En janvier 2017, il est arrivé sur les lieux de la mosquée avec une arme longue semi-automatique «Small Arms VZ58 Sporter», qui est légale et non restreinte, ainsi qu'avec deux chargeurs de 30 balles qui, eux, sont illégaux.

«Un problème canadien»

En comité parlementaire, mardi, devant des députés conservateurs sceptiques, le ministre Goodale a martelé qu'il fallait resserrer les mécanismes de contrôle face à l'augmentation du nombre de crimes commis au moyen d'armes à feu au pays.

Égrenant une série de statistiques, il a insisté sur le fait qu'il était «évident» qu'il fallait s'attaquer à ce «problème canadien», faisant valoir au passage que le problème de la violence par arme à feu ne touche pas seulement les centres urbains, mais aussi les zones rurales.

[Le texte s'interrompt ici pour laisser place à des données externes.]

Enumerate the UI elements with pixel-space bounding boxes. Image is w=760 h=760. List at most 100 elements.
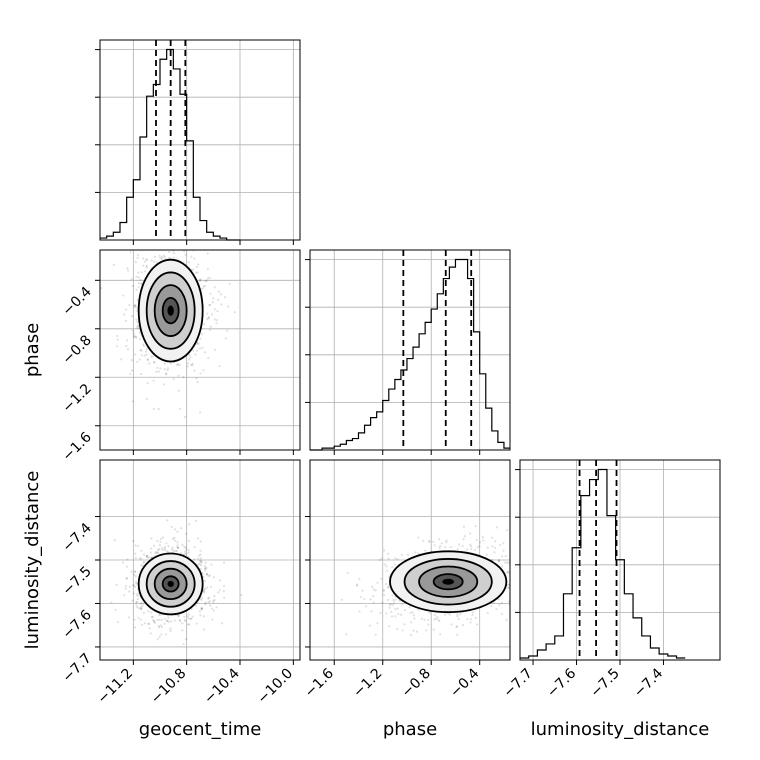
scatter-point xyxy=(178,619,182,623)
scatter-point xyxy=(155,246,157,248)
scatter-point xyxy=(160,547,164,550)
scatter-point xyxy=(507,600,510,603)
scatter-point xyxy=(137,544,140,548)
scatter-point xyxy=(206,277,210,280)
scatter-point xyxy=(125,577,129,580)
xlabel-geocent-time: geocent_time xyxy=(139,719,262,740)
scatter-point xyxy=(141,264,145,267)
scatter-point xyxy=(134,574,137,578)
scatter-point xyxy=(132,332,135,335)
scatter-point xyxy=(450,623,453,626)
scatter-point xyxy=(153,255,157,258)
panel-luminosity_distance-luminosity_distance: −7.7 −7.6 −7.5 −7.4 xyxy=(501,459,721,701)
scatter-point xyxy=(125,339,129,342)
scatter-point xyxy=(159,537,163,540)
scatter-point xyxy=(406,553,410,557)
scatter-point xyxy=(194,604,197,607)
scatter-point xyxy=(211,301,214,304)
scatter-point xyxy=(137,325,140,328)
scatter-point xyxy=(183,545,186,548)
scatter-point xyxy=(368,624,372,627)
scatter-point xyxy=(396,558,399,561)
scatter-point xyxy=(385,565,388,568)
scatter-point xyxy=(172,377,175,381)
xtick-label-phase-2: −0.8 xyxy=(399,666,434,701)
scatter-point xyxy=(428,540,431,544)
scatter-point xyxy=(469,532,472,535)
scatter-point xyxy=(152,260,156,264)
scatter-point xyxy=(525,586,527,588)
scatter-point xyxy=(345,633,348,636)
scatter-point xyxy=(125,345,128,348)
scatter-point xyxy=(340,598,343,601)
scatter-point xyxy=(461,544,464,548)
scatter-point xyxy=(437,618,440,621)
scatter-point xyxy=(176,544,179,547)
scatter-point xyxy=(129,372,132,376)
scatter-point xyxy=(422,539,425,543)
scatter-point xyxy=(498,559,501,563)
scatter-point xyxy=(135,288,138,292)
scatter-point xyxy=(213,598,216,602)
scatter-point xyxy=(155,370,158,374)
ytick-label-phase-3: −0.4 xyxy=(59,284,94,319)
scatter-point xyxy=(157,548,160,551)
scatter-point xyxy=(209,604,212,607)
scatter-point xyxy=(478,541,482,544)
scatter-point xyxy=(159,256,162,259)
scatter-point xyxy=(387,557,390,560)
scatter-point xyxy=(203,565,206,568)
scatter-point xyxy=(189,617,192,620)
scatter-point xyxy=(183,618,186,622)
scatter-point xyxy=(528,617,530,619)
scatter-point xyxy=(136,606,139,609)
scatter-point xyxy=(172,256,175,259)
scatter-point xyxy=(449,546,452,549)
scatter-point xyxy=(203,591,206,594)
scatter-point xyxy=(386,569,389,572)
scatter-point xyxy=(380,557,383,560)
scatter-point xyxy=(147,610,150,613)
scatter-point xyxy=(385,612,388,615)
scatter-point xyxy=(515,586,517,588)
scatter-point xyxy=(397,612,400,616)
scatter-point xyxy=(161,256,164,259)
scatter-point xyxy=(494,540,497,543)
scatter-point xyxy=(388,625,391,628)
ylabel-phase: phase xyxy=(22,323,43,377)
scatter-point xyxy=(193,545,196,549)
ylabel-luminosity-distance: luminosity_distance xyxy=(22,471,43,650)
scatter-point xyxy=(213,594,216,598)
scatter-point xyxy=(133,626,137,629)
scatter-point xyxy=(525,546,527,548)
scatter-point xyxy=(205,572,209,575)
scatter-point xyxy=(137,282,140,285)
scatter-point xyxy=(202,590,205,593)
scatter-point xyxy=(154,551,157,554)
scatter-point xyxy=(176,530,179,533)
scatter-point xyxy=(512,572,514,574)
scatter-point xyxy=(140,606,143,609)
scatter-point xyxy=(135,326,139,329)
scatter-point xyxy=(156,550,159,553)
scatter-point xyxy=(481,536,485,539)
scatter-point xyxy=(158,635,161,638)
scatter-point xyxy=(164,633,168,636)
scatter-point xyxy=(379,611,382,615)
scatter-point xyxy=(504,554,507,558)
scatter-point xyxy=(150,259,153,262)
scatter-point xyxy=(185,532,188,536)
scatter-point xyxy=(401,629,404,632)
scatter-point xyxy=(524,599,526,601)
scatter-point xyxy=(149,551,153,554)
scatter-point xyxy=(222,590,225,593)
scatter-point xyxy=(391,566,394,569)
scatter-point xyxy=(202,589,205,593)
scatter-point xyxy=(151,355,154,358)
scatter-point xyxy=(167,620,170,623)
scatter-point xyxy=(498,603,501,606)
scatter-point xyxy=(208,304,211,307)
scatter-point xyxy=(209,325,212,328)
scatter-point xyxy=(191,615,194,618)
panel-phase-luminosity_distance: −1.6 −1.2 −0.8 −0.4 xyxy=(302,459,530,701)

La mesure législative libérale a été bien accueillie par les néo-démocrates, mais elle passe très mal dans les banquettes de l'opposition conservatrice.

Le Parti conservateur et son chef, Andrew Scheer, accusent le gouvernement Trudeau de chercher à réinstaurer un registre des armes à feu par la porte arrière et de s'attaquer sans raison aux propriétaires d'armes à feu respectueux de la loi.

En comité, le porte-parole conservateur en matière de sécurité publique, Pierre Paul-Hus, a soutenu que C-71 ne ferait «rien» pour régler le fléau de la violence par arme à feu des gangs de rues.

«Le mot gang n'apparaît même pas dans le projet de loi», a-t-il noté en adressant une question à Ralph Goodale.